Frontier Group Holdings enters July with a striking split: the stock is up 30% in a month, yet short sellers are adding positions and options traders are at their most defensive all year.
The options market is flashing the loudest warning signal. The put/call ratio has reached 1.02 — essentially matching its 52-week high — and sits nearly 1.6 standard deviations above its 20-day average of 0.73. The move is sharp and recent: the PCR was running below 0.60 as recently as mid-June. That is not routine hedging. Investors are paying up for downside protection at exactly the moment the stock looks its most stretched, with ULCC closing at $7.91 on June 30.

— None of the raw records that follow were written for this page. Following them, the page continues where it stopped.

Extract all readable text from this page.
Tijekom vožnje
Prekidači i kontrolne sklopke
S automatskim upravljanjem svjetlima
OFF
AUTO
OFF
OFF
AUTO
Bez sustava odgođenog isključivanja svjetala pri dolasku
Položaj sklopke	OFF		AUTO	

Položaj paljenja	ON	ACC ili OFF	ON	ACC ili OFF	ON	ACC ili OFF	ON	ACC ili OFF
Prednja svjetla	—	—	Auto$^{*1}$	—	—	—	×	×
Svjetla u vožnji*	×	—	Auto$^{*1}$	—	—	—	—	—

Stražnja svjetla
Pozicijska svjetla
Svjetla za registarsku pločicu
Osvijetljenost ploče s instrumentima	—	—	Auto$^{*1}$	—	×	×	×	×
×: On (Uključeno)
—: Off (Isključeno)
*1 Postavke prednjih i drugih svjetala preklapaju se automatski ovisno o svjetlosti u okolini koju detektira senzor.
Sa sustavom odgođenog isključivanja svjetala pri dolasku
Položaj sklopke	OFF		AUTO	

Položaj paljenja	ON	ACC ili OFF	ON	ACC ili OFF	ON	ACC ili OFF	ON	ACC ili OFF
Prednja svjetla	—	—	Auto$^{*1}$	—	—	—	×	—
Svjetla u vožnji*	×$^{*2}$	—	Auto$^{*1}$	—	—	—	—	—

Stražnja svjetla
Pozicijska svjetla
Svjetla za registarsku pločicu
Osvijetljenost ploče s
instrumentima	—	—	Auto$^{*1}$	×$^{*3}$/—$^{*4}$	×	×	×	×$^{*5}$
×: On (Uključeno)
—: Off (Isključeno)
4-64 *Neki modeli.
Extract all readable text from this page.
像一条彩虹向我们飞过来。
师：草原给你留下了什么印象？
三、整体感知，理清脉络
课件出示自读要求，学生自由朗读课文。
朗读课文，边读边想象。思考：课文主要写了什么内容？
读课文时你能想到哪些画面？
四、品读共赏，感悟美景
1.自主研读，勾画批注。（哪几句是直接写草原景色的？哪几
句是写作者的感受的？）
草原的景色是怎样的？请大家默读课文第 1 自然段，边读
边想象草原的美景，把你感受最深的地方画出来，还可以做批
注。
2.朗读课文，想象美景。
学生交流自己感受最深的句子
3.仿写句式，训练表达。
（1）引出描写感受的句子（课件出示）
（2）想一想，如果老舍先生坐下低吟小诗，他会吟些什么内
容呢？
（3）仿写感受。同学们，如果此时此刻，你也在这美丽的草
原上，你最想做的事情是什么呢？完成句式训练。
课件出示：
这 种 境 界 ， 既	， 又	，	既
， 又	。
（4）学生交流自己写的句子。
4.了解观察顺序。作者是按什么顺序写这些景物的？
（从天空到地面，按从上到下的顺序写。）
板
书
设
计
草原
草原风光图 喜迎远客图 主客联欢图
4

Short interest reinforces that caution. Bears have added meaningfully into the rally — short interest climbed 13.5% over the past week to reach 10.3% of free float, with roughly 23.5 million shares short. That is a high absolute level for an airline of this size. The cost to borrow has risen 34% on the week to 0.71%, though it remains low in absolute terms, so there is no mechanical squeeze pressure. Availability is ample at 223% — more than two shares available for every one currently borrowed — which means new shorts can still establish positions without difficulty. The borrow market is loose even as positions grow, a combination that tends to allow short interest to keep climbing without the friction of a squeeze.
The Street's reaction to the rally has been to raise targets while keeping ratings subdued. Citi lifted its target from $5 to $9 last Thursday, the most bullish move on the tape. Barclays and UBS both raised targets to $7 — right around current price — while maintaining Underweight and Neutral ratings respectively. The consensus mean target of $6.17 now sits roughly 22% below the close, a notable inversion where the stock has outrun analyst conviction. Factor scores tell a similar story: EPS surprise ranks in the 95th percentile, and the 90-day EPS momentum score is strong at 84, but the short score ranks in just the 8th percentile — meaning ULCC scores poorly relative to peers on short-side pressure, a sign the model sees the short positioning as a genuine headwind. Closest peer ALGT gained 13.6% on the week, slightly outpacing ULCC's 9.1%, while AAL and UAL each added around 12%.
The earnings calendar adds a hard deadline: Frontier's next print is scheduled for August 3. The last report on May 5 produced a 16.9% single-day jump, the biggest positive reaction in the recent history. Before that, moves were modest. The bear case centres on a pre-tax margin that deteriorated from +3.3% to -7.5% year-over-year, leverage running at roughly 5x projected EBITDAR, and open labour contracts. The bull case rests on fleet efficiency and co-brand loyalty revenue growing 40% year-over-year. At present, options positioning suggests the market is more focused on the risks than the upside.
What to watch heading into August 3: whether short interest continues to build as the stock holds above $7 — the level where two of three analysts currently cap their upside — and whether the put/call ratio remains near its year-high as the earnings date approaches or begins to unwind as hedges expire.